Ask a fan about their favourite season and they’ll say: the last. Season 4 was driven by the mythical shadow character of Gustavo Fring, without any doubt one of most frightening villains ever.
(Random name drop: I had breakfast with Giancarlo Esposito once. He’s so lovely I could eat him.)
The real dramatic question is:
“what is s/he prepared to do?”
My favourite is Season 2. I loved the mystery of the teasers, the demise of Tuco and the introduction of Saul Goodman, Gus Fring and Mike but above all: femme fatale Jane Margolis. Jane is a mesmerising character and we completely understand Jesse’s infatuation with her. A perfection setup for the horror where she is cruelly ripped away from him and out of the series.
Jesse has been caught in the seductive web spun by Jane and his downward spiral is happening right in front of Walt’s eyes. That night, Walt goes to Jesse’s place and finds the two deep asleep, spooning in a post-trip stupor.
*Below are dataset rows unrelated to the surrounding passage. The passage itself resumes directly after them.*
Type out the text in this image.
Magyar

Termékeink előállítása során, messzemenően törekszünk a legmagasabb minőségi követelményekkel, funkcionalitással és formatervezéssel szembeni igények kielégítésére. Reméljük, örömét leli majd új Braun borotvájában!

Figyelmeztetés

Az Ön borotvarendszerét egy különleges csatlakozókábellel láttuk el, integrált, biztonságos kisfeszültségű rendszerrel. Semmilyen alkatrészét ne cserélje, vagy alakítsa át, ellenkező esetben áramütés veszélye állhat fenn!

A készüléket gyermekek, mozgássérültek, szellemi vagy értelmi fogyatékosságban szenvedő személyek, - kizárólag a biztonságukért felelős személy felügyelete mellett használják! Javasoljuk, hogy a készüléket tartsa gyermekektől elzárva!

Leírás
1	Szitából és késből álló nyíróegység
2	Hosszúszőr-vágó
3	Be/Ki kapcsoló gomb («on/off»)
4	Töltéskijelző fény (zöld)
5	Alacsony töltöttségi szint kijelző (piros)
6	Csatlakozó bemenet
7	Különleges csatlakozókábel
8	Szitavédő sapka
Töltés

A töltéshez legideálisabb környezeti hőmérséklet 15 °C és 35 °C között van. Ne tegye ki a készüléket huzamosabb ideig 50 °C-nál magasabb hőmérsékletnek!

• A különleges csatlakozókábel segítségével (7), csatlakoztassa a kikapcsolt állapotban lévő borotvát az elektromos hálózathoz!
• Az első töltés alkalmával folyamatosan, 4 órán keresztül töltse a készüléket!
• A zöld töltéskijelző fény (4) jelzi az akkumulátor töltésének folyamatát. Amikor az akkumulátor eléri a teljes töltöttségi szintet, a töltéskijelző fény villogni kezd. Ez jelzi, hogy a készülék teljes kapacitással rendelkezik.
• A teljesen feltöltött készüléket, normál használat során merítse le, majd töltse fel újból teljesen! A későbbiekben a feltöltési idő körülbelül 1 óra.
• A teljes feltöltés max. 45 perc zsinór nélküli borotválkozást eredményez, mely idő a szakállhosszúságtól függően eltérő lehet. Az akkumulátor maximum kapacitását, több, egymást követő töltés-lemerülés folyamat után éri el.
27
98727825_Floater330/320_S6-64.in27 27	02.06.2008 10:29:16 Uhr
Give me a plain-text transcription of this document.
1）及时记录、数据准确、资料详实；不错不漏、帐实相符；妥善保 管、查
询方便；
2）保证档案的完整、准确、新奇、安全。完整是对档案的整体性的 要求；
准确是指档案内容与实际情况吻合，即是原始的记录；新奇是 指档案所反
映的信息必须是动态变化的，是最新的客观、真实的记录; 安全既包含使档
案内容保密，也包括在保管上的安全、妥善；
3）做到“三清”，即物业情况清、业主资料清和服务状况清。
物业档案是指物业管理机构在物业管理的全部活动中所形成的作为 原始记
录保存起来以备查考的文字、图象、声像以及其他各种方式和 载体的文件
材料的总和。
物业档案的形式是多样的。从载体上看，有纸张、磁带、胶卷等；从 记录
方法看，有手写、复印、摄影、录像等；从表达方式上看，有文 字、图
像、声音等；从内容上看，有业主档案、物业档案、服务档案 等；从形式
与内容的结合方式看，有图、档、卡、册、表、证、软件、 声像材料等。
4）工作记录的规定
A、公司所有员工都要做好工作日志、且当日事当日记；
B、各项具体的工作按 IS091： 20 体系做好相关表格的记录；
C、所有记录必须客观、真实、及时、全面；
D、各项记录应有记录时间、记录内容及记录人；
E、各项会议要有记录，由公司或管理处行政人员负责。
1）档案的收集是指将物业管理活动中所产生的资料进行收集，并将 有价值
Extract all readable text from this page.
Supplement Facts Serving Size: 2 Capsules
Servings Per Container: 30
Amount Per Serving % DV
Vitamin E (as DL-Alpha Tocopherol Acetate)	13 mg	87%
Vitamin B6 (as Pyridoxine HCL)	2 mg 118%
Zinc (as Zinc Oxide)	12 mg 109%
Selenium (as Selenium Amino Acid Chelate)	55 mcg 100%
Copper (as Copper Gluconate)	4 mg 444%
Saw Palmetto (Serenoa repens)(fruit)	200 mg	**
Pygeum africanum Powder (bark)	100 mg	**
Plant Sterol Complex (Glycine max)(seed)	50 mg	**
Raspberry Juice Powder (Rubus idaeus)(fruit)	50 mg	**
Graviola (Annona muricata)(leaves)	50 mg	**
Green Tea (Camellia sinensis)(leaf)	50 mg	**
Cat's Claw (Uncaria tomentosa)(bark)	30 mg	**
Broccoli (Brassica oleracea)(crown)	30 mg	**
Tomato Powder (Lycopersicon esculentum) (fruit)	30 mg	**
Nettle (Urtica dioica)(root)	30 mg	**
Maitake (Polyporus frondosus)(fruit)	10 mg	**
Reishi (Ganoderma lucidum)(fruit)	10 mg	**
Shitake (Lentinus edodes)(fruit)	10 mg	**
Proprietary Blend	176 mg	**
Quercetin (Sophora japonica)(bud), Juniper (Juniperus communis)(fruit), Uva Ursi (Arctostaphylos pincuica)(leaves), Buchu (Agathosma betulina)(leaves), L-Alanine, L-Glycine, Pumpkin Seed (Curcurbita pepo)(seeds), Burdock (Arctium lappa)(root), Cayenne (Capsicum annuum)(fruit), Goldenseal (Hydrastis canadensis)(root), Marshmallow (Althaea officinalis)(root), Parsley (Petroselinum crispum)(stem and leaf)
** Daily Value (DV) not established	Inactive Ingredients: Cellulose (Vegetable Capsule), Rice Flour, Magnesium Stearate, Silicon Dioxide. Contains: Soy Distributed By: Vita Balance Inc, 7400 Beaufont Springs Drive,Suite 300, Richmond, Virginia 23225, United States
From here, every detail matters… Walt turns Jesse over and as a result Jane rolls on her back – a chilling payoff of the scene where Skyler turns her little baby daughter on her side, earlier in the episode. A moment later Jane coughs… She vomits and starts choking. Walt reacts… but hesitates. He thinks, watches and…lets it happen, allowing Jane to die.
There are so many reasons why this scene is just phenomenally powerful. First, it has been prepared carefully and Walt’s action pays off on many levels. At the beginning of the episode, his daughter is born. At the end, he kills the daughter of the man he has just had a profound conversation with at the bar. In the next episode, which concludes the season, his action will have a (literal) fallout with mythical dimensions.
This is not just TV drama. This is the building of a screen myth.
This is not just TV drama.
This is the building of a screen myth.
Here is a main character who has reached his lowest point and his decision not to act is more powerful than any action I’ve seen on the big screen for a long time.
Walt has made a clear choice, answering the question “How far are you prepared to go?”